The former Fulwell Junior School pupil - who attended the school between 1956 and 59 and played junior football for Fulwell West End - played a key role in helping resurrect a football team in Wimbledon following the decision of a three-man FA commission to allow the old Wimbledon FC to relocate to Milton Keynes, renaming as MK Dons.
AFC Wimbledon relaunched in the Combined Counties League and are now into their third season in League One.
On Saturday they face Sunderland at the Stadium of Light, a proud moment for Sunderland-born Samuelson - who spent the first 19 years of his life in the city - and everyone connected with their incredible rise.
Reflecting on his childhood, Samuelson said: “Many people’s most vivid football memories are from their earliest years and I am no different, I spent most of my childhood playing football in the side street alongside my parents’ corner shop, close enough to Roker Park to hear the roars when Sunderland scored.
“The first game I ever went to was on Boxing Day 1955 when I wasn’t really old enough to register the extent of the humiliation of a 6-1 home defeat against Newcastle United.
“From then on, whenever possible, I supported the team from the Fulwell End terrace, behind the goal in the best atmosphere to watch a game.
“I think everyone recognises that Sunderland are a very big club but you may not know about the six top-flight championships and the two FA Cup wins. One of these FA Cups was won while a second-tier club, beating the then all-conquering Leeds United who two years later reached the European Cup final.
“I was there at Wembley in 1973 to see that victory as well as witnessing (with apologies to Dave Beasant) Jim Montgomery registering the finest-ever Wembley save,” added Erik, in his programme column for the league game back in August.
One of his ambitions has been to face Sunderland in a competitive game at the Stadium of Light, adding that he wished ‘Sunderland’s phenomenally loyal fans every success this season’.
Doug Yarrow, friend and former classmate of Erik’s, said: “Erik was a key man - perhaps THE key man - in resurrecting a football team in Wimbledon after the MK Dons fiasco, for example how in setting up AFC without any players he arranged trials for anyone who wished to turn up on Wimbledon Common.

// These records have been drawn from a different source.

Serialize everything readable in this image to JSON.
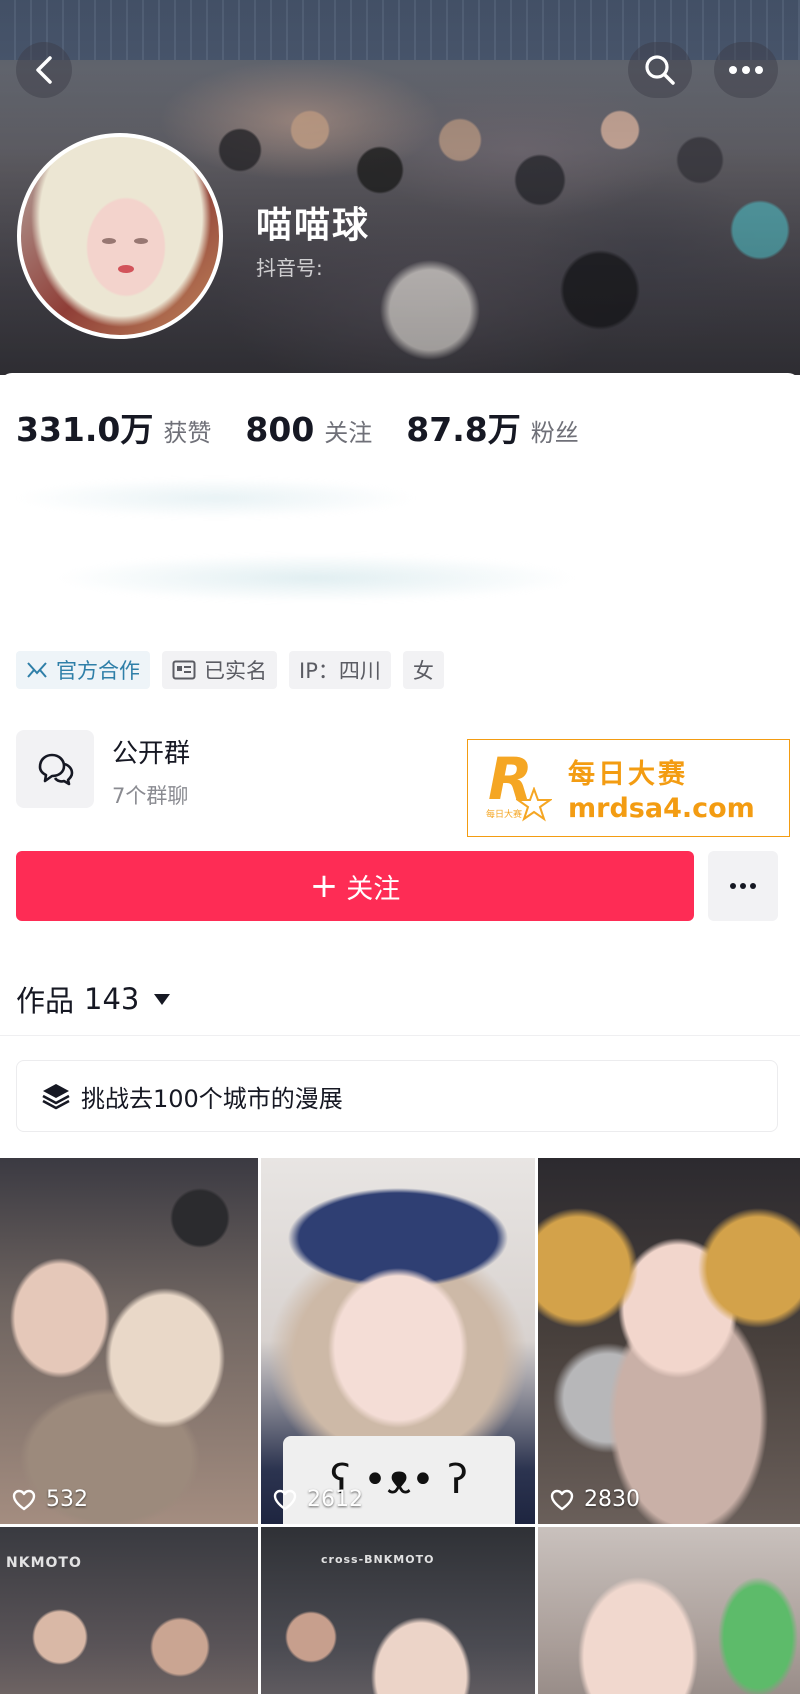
{
  "header": {
    "username": "喵喵球",
    "douyin_id_label": "抖音号:"
  },
  "stats": [
    {
      "value": "331.0万",
      "label": "获赞"
    },
    {
      "value": "800",
      "label": "关注"
    },
    {
      "value": "87.8万",
      "label": "粉丝"
    }
  ],
  "tags": [
    {
      "label": "官方合作",
      "icon": "official-cooperation-icon"
    },
    {
      "label": "已实名",
      "icon": "id-card-icon"
    },
    {
      "label": "IP：四川"
    },
    {
      "label": "女"
    }
  ],
  "group": {
    "title": "公开群",
    "subtitle": "7个群聊"
  },
  "watermark": {
    "line1": "每日大赛",
    "line2": "mrdsa4.com",
    "logo_letter": "R",
    "logo_small": "每日大赛"
  },
  "actions": {
    "follow_label": "关注",
    "follow_plus": "+"
  },
  "works": {
    "label": "作品",
    "count": "143",
    "collection_label": "挑战去100个城市的漫展"
  },
  "videos": [
    {
      "likes": "532",
      "label": "NKMOTO"
    },
    {
      "likes": "2612",
      "overlay": "ʕ •ᴥ• ʔ"
    },
    {
      "likes": "2830"
    },
    {
      "label": "NKMOTO"
    },
    {
      "label": "cross-BNKMOTO"
    },
    {}
  ],
  "colors": {
    "accent": "#fe2c55",
    "official_tag": "#2f7fa8",
    "watermark": "#f39c12"
  }
}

“Their subsequent rise has been meteoric, Erik has overseen all of this.”
The classmates, including Keith Sugden and Graeme Kent, enjoyed a reunion at the reverse fixture earlier in the season, pictured with Sunderland executive director Charlie Methven.
Erik added: “One of the great things about football is the friendships we form from it, and in this case the friendships that have been revitalised.”
AFC Wimbledon head to Wearside battling for League One survival, they prop up the table with 23 points from 29 games, eight points from safety.
Jack Ross will be looking to heap more misery on Wally Downes’ side but the fact both teams find themselves in the same division is remarkable in itself, having leapfrogged MK Dons who are now battling for promotion in League Two.
Their home ground of The Cherry Red Records Stadium, or Kingsmeadow, was a new one for Sunderland fans back in August, a Lee Cattermole brace inspiring a fine comeback in a 2-1 win.
The Dons are now looking to move to a new 11,000 seater stadium in Plough Lane. And Samuelson has been a major part of their incredible success story.
Naturally Wimbledon is now his ‘first’ team but Sunderland will always hold a special place in his heart, ahead of the Stadium of Light clash.